Bedside sleeper - This type of bed is attached to your bed with bars on either side. It's meant for babies who are too big for a bassinet but not big enough for a crib and can't sleep in an adult bed because of safety concerns.
Highchair - A highchair is just what it sounds like – a chair that goes next to your kitchen or dining room table and allows your child to sit upright during meal times instead of laying down in a traditional baby/toddler seat. Highchairs do take up more room so they aren't always practical but they tend to work better than their low, flat counterparts if you have the space for them.

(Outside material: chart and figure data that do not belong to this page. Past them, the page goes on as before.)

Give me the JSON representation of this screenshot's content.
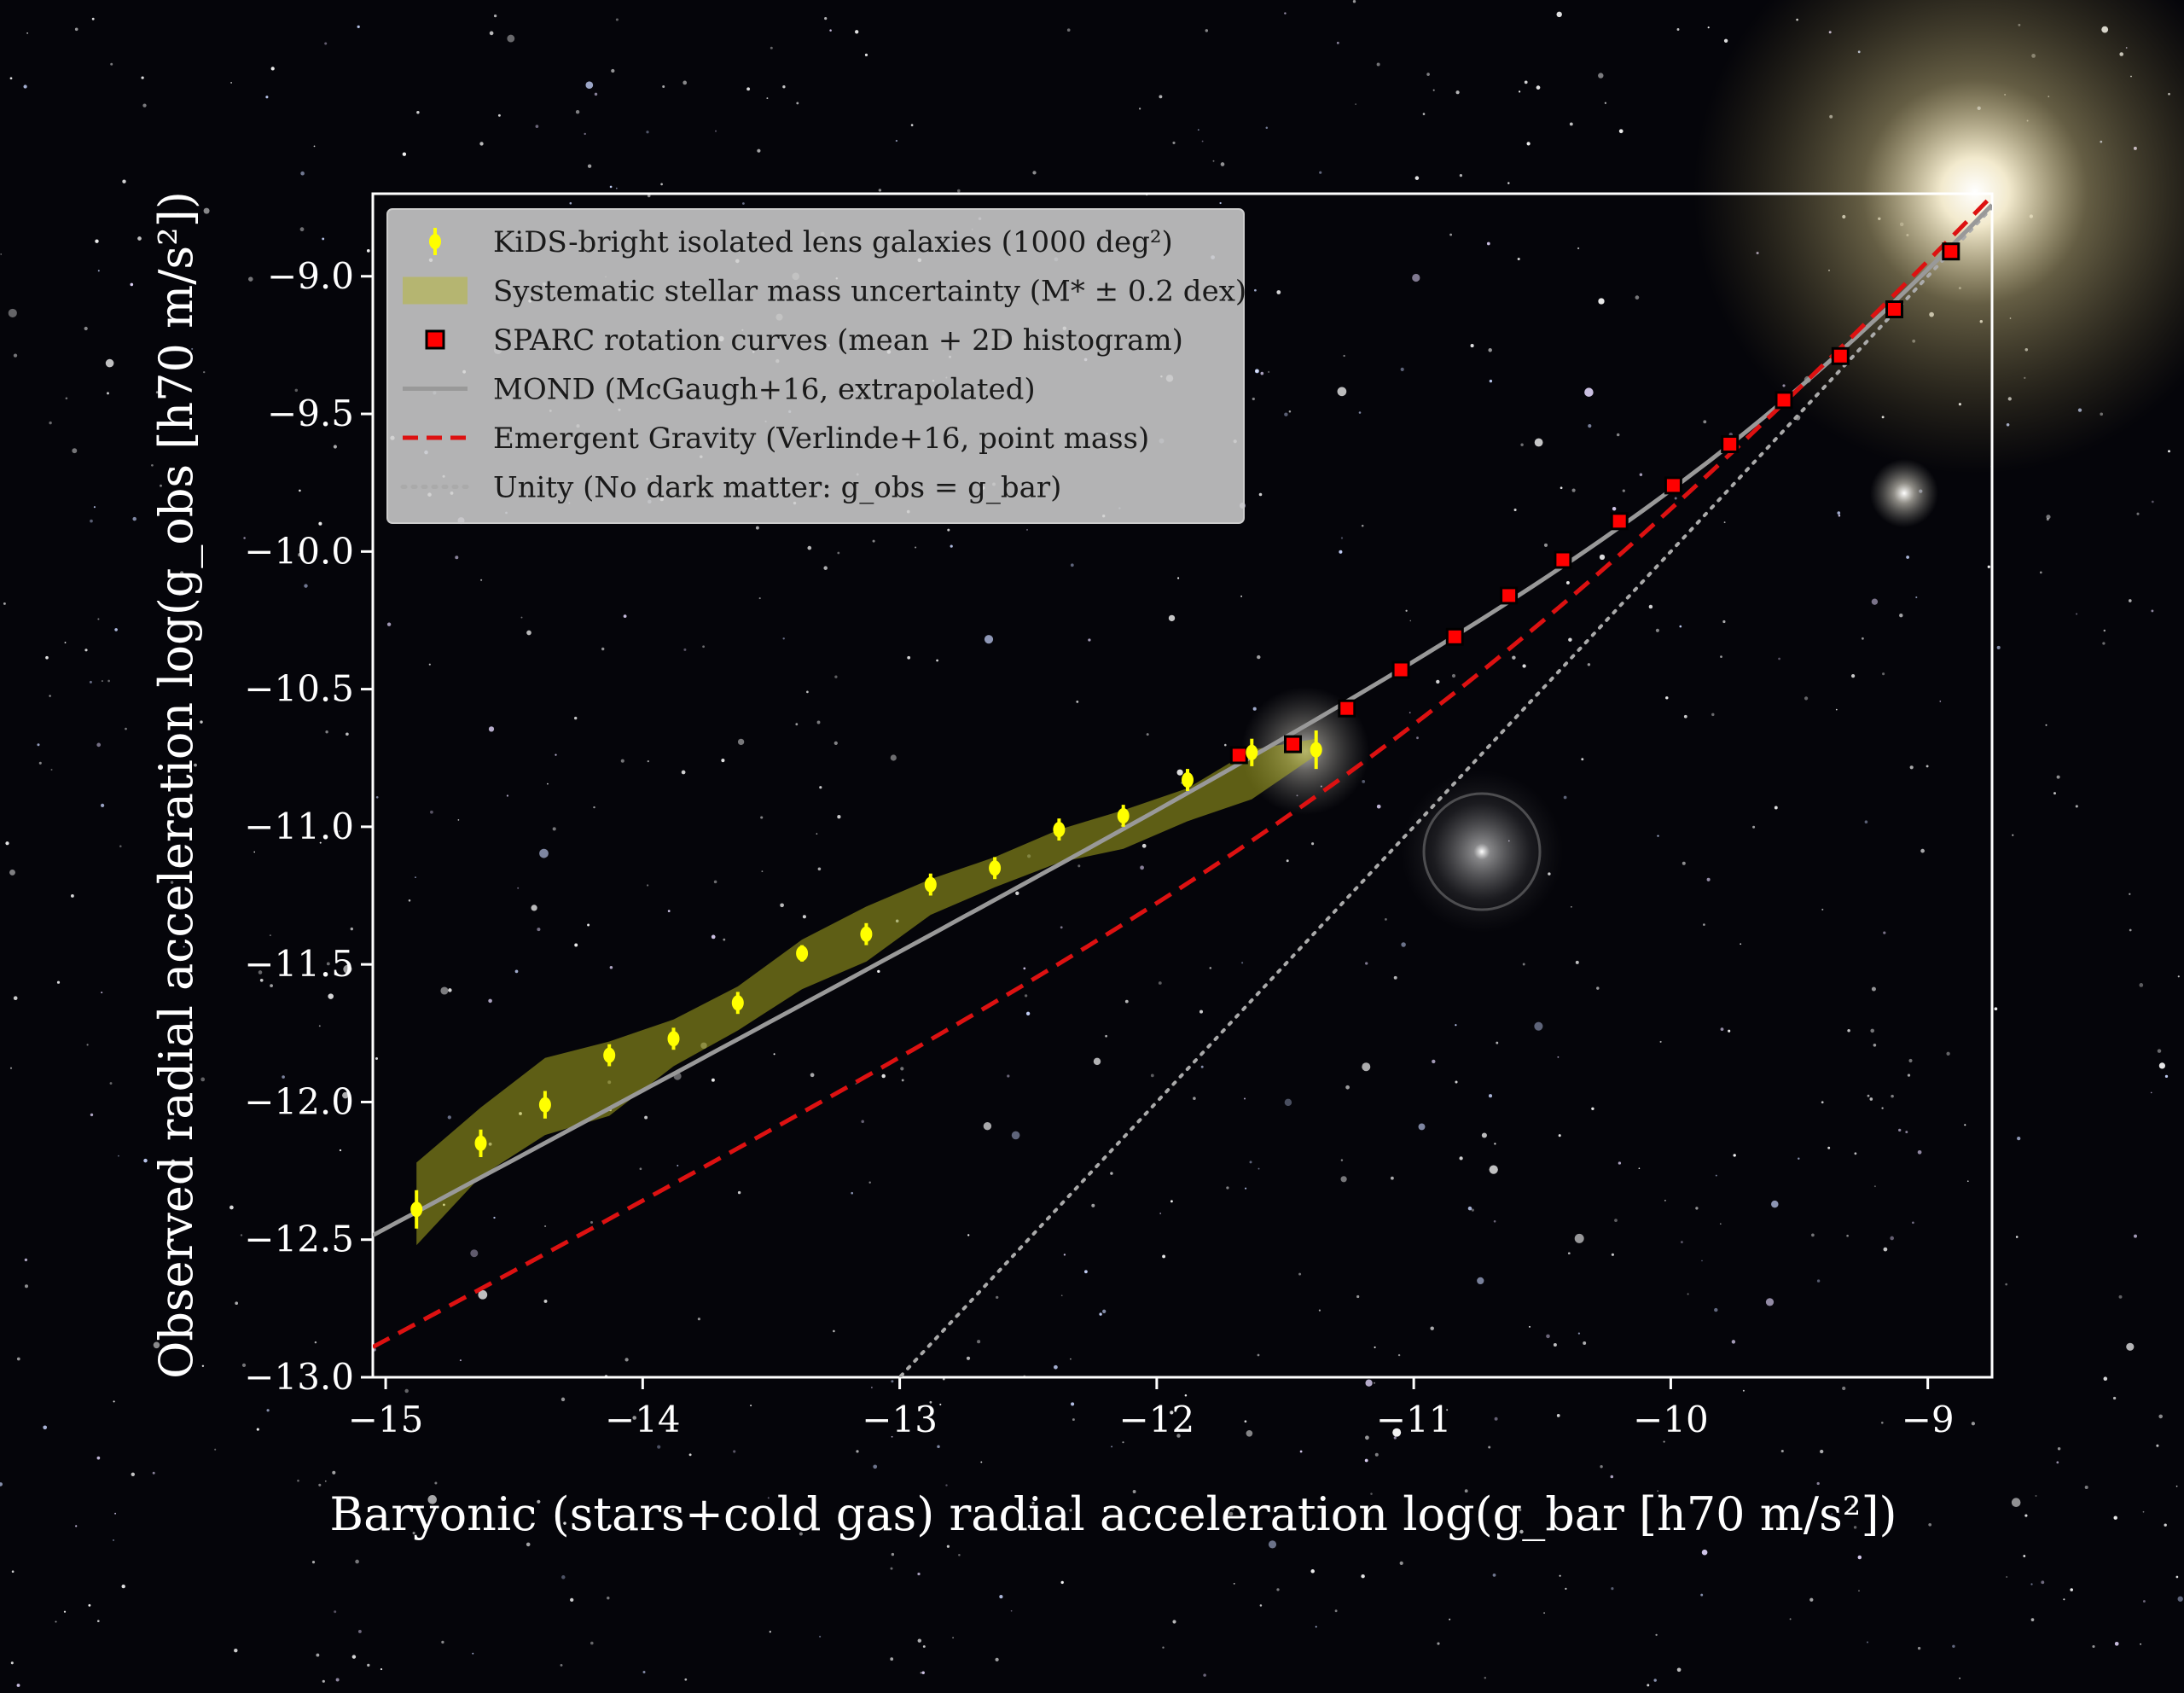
{
  "chart_data": {
    "type": "scatter",
    "title": "",
    "xlabel": "Baryonic (stars+cold gas) radial acceleration log(g_bar [h70 m/s²])",
    "ylabel": "Observed radial acceleration log(g_obs [h70 m/s²])",
    "xlim": [
      -15.05,
      -8.75
    ],
    "ylim": [
      -13.0,
      -8.7
    ],
    "xticks": [
      -15,
      -14,
      -13,
      -12,
      -11,
      -10,
      -9
    ],
    "yticks": [
      -13.0,
      -12.5,
      -12.0,
      -11.5,
      -11.0,
      -10.5,
      -10.0,
      -9.5,
      -9.0
    ],
    "xtick_labels": [
      "−15",
      "−14",
      "−13",
      "−12",
      "−11",
      "−10",
      "−9"
    ],
    "ytick_labels": [
      "−13.0",
      "−12.5",
      "−12.0",
      "−11.5",
      "−11.0",
      "−10.5",
      "−10.0",
      "−9.5",
      "−9.0"
    ],
    "grid": false,
    "legend_position": "top-left",
    "colors": {
      "kids": "#ffff00",
      "band": "#b8b820",
      "sparc": "#ff0000",
      "mond": "#999999",
      "eg": "#dd1111",
      "unity": "#aaaaaa"
    },
    "series": [
      {
        "name": "KiDS-bright isolated lens galaxies (1000 deg²)",
        "marker": "circle-errorbar",
        "x": [
          -14.88,
          -14.63,
          -14.38,
          -14.13,
          -13.88,
          -13.63,
          -13.38,
          -13.13,
          -12.88,
          -12.63,
          -12.38,
          -12.13,
          -11.88,
          -11.63,
          -11.38
        ],
        "y": [
          -12.39,
          -12.15,
          -12.01,
          -11.83,
          -11.77,
          -11.64,
          -11.46,
          -11.39,
          -11.21,
          -11.15,
          -11.01,
          -10.96,
          -10.83,
          -10.73,
          -10.72
        ],
        "err": [
          0.07,
          0.05,
          0.05,
          0.04,
          0.04,
          0.04,
          0.03,
          0.04,
          0.04,
          0.04,
          0.04,
          0.04,
          0.04,
          0.05,
          0.07
        ]
      },
      {
        "name": "Systematic stellar mass uncertainty (M* ± 0.2 dex)",
        "marker": "band",
        "x": [
          -14.88,
          -14.63,
          -14.38,
          -14.13,
          -13.88,
          -13.63,
          -13.38,
          -13.13,
          -12.88,
          -12.63,
          -12.38,
          -12.13,
          -11.88,
          -11.63,
          -11.38
        ],
        "upper": [
          -12.22,
          -12.02,
          -11.84,
          -11.78,
          -11.7,
          -11.58,
          -11.41,
          -11.29,
          -11.19,
          -11.11,
          -11.01,
          -10.94,
          -10.86,
          -10.72,
          -10.68
        ],
        "lower": [
          -12.52,
          -12.27,
          -12.12,
          -12.05,
          -11.87,
          -11.74,
          -11.59,
          -11.49,
          -11.32,
          -11.22,
          -11.13,
          -11.08,
          -10.98,
          -10.9,
          -10.74
        ]
      },
      {
        "name": "SPARC rotation curves (mean + 2D histogram)",
        "marker": "square",
        "x": [
          -11.68,
          -11.47,
          -11.26,
          -11.05,
          -10.84,
          -10.63,
          -10.42,
          -10.2,
          -9.99,
          -9.77,
          -9.56,
          -9.34,
          -9.13,
          -8.91
        ],
        "y": [
          -10.74,
          -10.7,
          -10.57,
          -10.43,
          -10.31,
          -10.16,
          -10.03,
          -9.89,
          -9.76,
          -9.61,
          -9.45,
          -9.29,
          -9.12,
          -8.91
        ]
      },
      {
        "name": "MOND (McGaugh+16, extrapolated)",
        "marker": "line-solid"
      },
      {
        "name": "Emergent Gravity (Verlinde+16, point mass)",
        "marker": "line-dashed"
      },
      {
        "name": "Unity (No dark matter: g_obs = g_bar)",
        "marker": "line-dotted"
      }
    ]
  }
}
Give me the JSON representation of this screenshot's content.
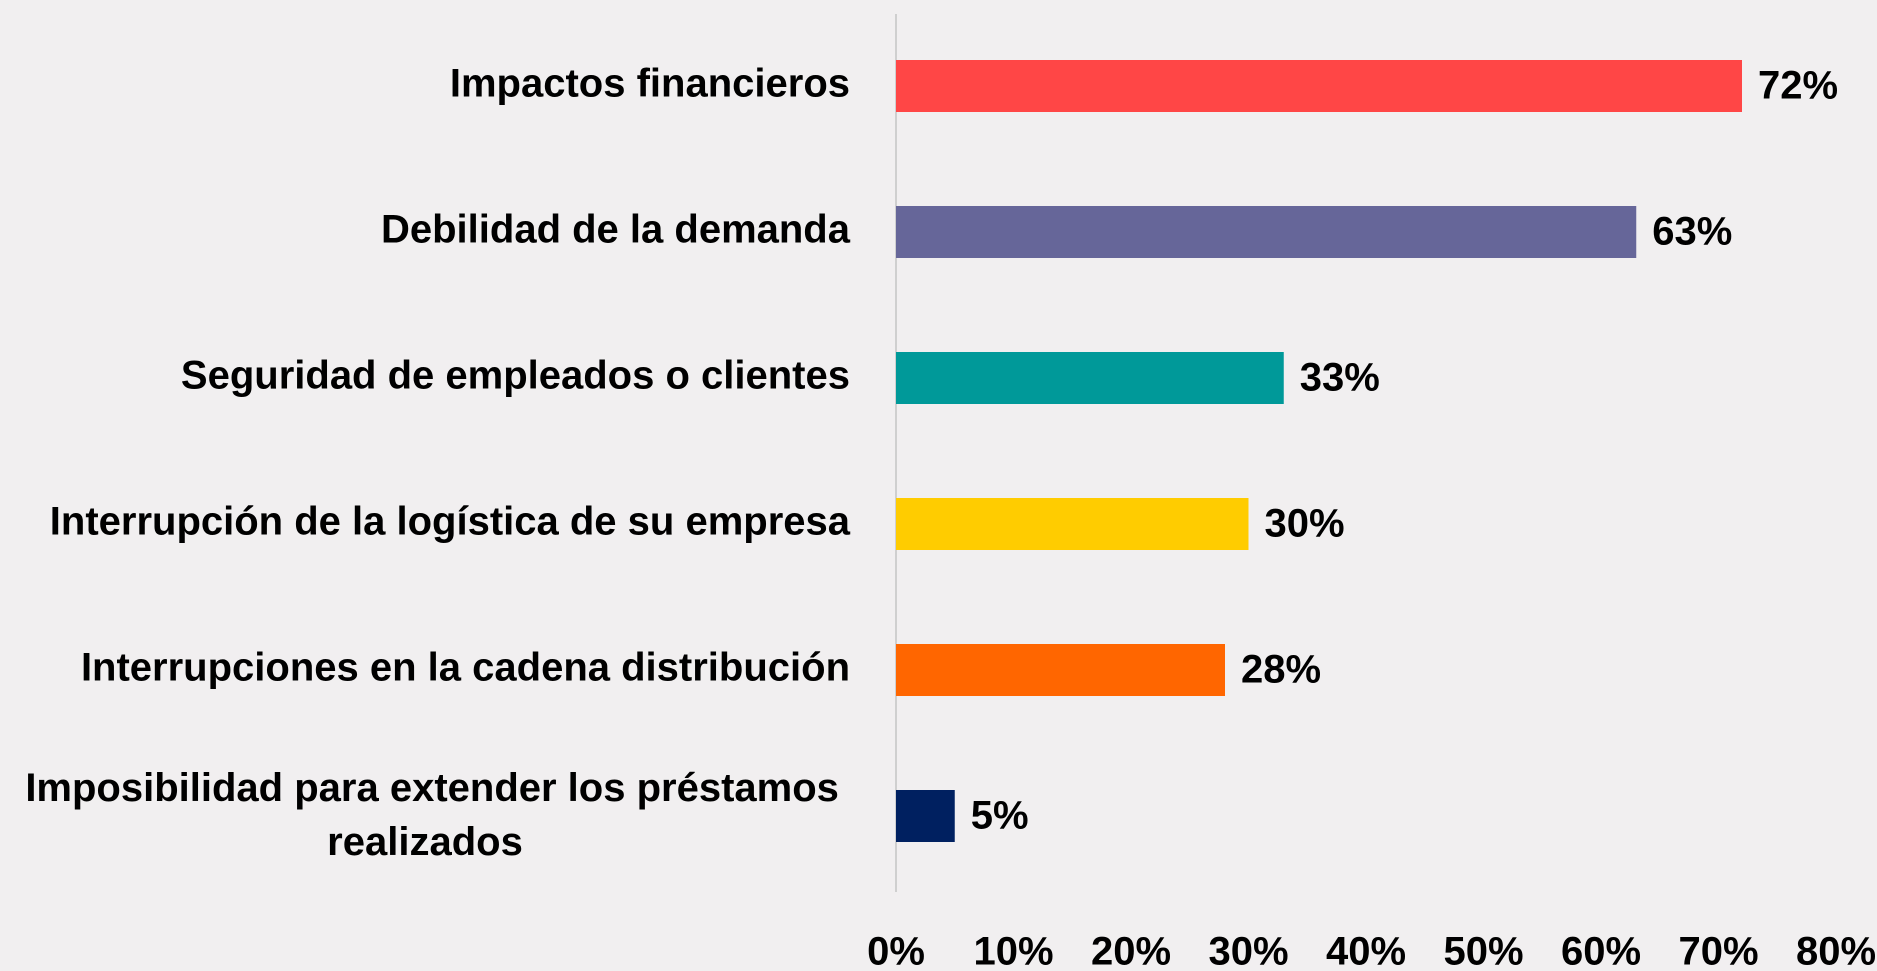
{
  "chart_data": {
    "type": "bar",
    "orientation": "horizontal",
    "categories": [
      "Impactos financieros",
      "Debilidad de la demanda",
      "Seguridad de empleados o clientes",
      "Interrupción de la logística de su empresa",
      "Interrupciones en la cadena distribución",
      "Imposibilidad para extender los préstamos realizados"
    ],
    "values": [
      72,
      63,
      33,
      30,
      28,
      5
    ],
    "value_labels": [
      "72%",
      "63%",
      "33%",
      "30%",
      "28%",
      "5%"
    ],
    "colors": [
      "#ff4646",
      "#666699",
      "#009999",
      "#ffcc00",
      "#ff6600",
      "#002060"
    ],
    "xlim": [
      0,
      80
    ],
    "xticks": [
      {
        "value": 0,
        "label": "0%"
      },
      {
        "value": 10,
        "label": "10%"
      },
      {
        "value": 20,
        "label": "20%"
      },
      {
        "value": 30,
        "label": "30%"
      },
      {
        "value": 40,
        "label": "40%"
      },
      {
        "value": 50,
        "label": "50%"
      },
      {
        "value": 60,
        "label": "60%"
      },
      {
        "value": 70,
        "label": "70%"
      },
      {
        "value": 80,
        "label": "80%"
      }
    ],
    "grid": false
  }
}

When your child is older, they will inevitably get into mischief and push the limits of what you are comfortable with. We all make mistakes but it's important to remember that our kids are watching everything we do and learning how to be adults by example. If you're upset or frustrated with your child after a bad night's sleep then they will pick up on that and mirror those feelings in their behavior throughout the day too - just like toddlers!
If you're feeling overwhelmed and need an extra set of hands, don't hesitate to hire a toddler nanny who can help keep your children occupied while you take care of the housework, laundry, etc. They'll also be able to prepare meals for them so don't have to worry about it.
Kids will always test limits and push boundaries but you can rest assured knowing there's a light at the end of this tunnel: they'll be so much happier when they learn how to sleep through the night! And soon you'll both be getting better rest thanks to these tips on how to keep a toddler in bed!